Mais l’effet Goon du début à disparu : quand je l’ai découvert, dans la salle d’attente de mon tatoueur, je me suis régalé avec les premiers numéros. Du «comics» pur et dur, drôle, décalé, bourré de références, avec un héros au grand cœur dans un énorme corps de brute looké bad-boy made in prohibition* sur fond de légère teinture scénaristique. Du Picsou magazine trash quoi, reposant pour les neurones.
Seulement voilà, même à raison de seulement 3/4 de numéro par an, au bout de seize on s’ennuie un peu : les interventions de Tom Waits ou de Schwarzy, entre autres stars, ne suffisent pas à ranimer la flamme. Pourquoi Eric ne s’acoquine-t-il pas avec un complice à plume qui apporterait un peu de fraîcheur à cet univers qui fleure bon l’alcool frelaté et la sueur des rings, la chair en décomposition et les tacos ? Histoire de… De faire des histoires !
Allez, tout de même, je le confesse, le chapitre central m’a bien amusé. Peut-être parce qu’il est principalement en Espagnol et que j’ai dû me replonger dans mes souvenirs de vacances pour traduire (Allemand seconde langue, entschuldigung) ; et surtout parce que j’adore cet être reptilien aux yeux globuleux et à la gueule pleine de dents, qui passe sans transition ni scrupules d’une passion carnassière pour les poulets à un embrasement charnel pour une plantureuse lavandière mexicaine. Ça c’est du Powell.

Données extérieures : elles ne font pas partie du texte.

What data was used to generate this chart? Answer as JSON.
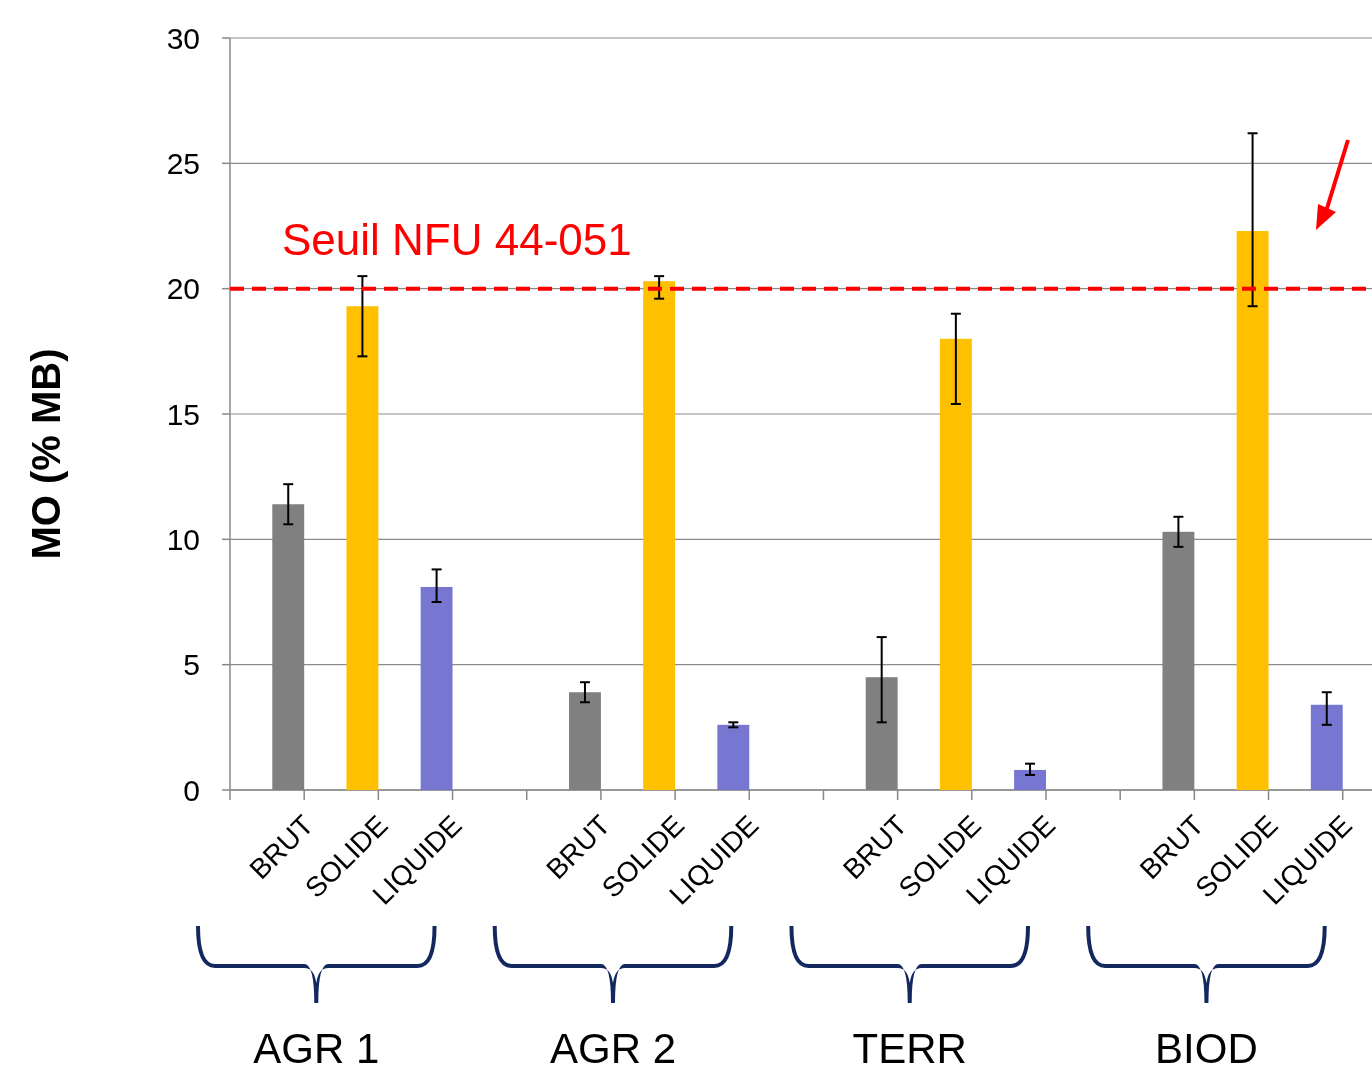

Pour la petite anecdote, j’ai eu la joie de croiser Eric Powell au dernier Salon du livre de Paris. Nous attendions avec Jacques (Grand Gourou du site) un auteur pour une mémorable interview quand il me fait remarquer celui qui griffonne à côté de moi. « Regarde, dit-il, il dessine le Goon ». Ni une ni deux, je m’approche et j’attaque dans la langue de Shakespeare une ode au talent de l’artiste qui me remercie en me disant que Powell serait ravi de l’entendre mais que lui travaille sur Hulk. Là, une mise en couleurs m’aurait sans aucun doute évité ce grand moment de solitude.
*Fallait-il oser cette succession outrageuse d’anglicismes ?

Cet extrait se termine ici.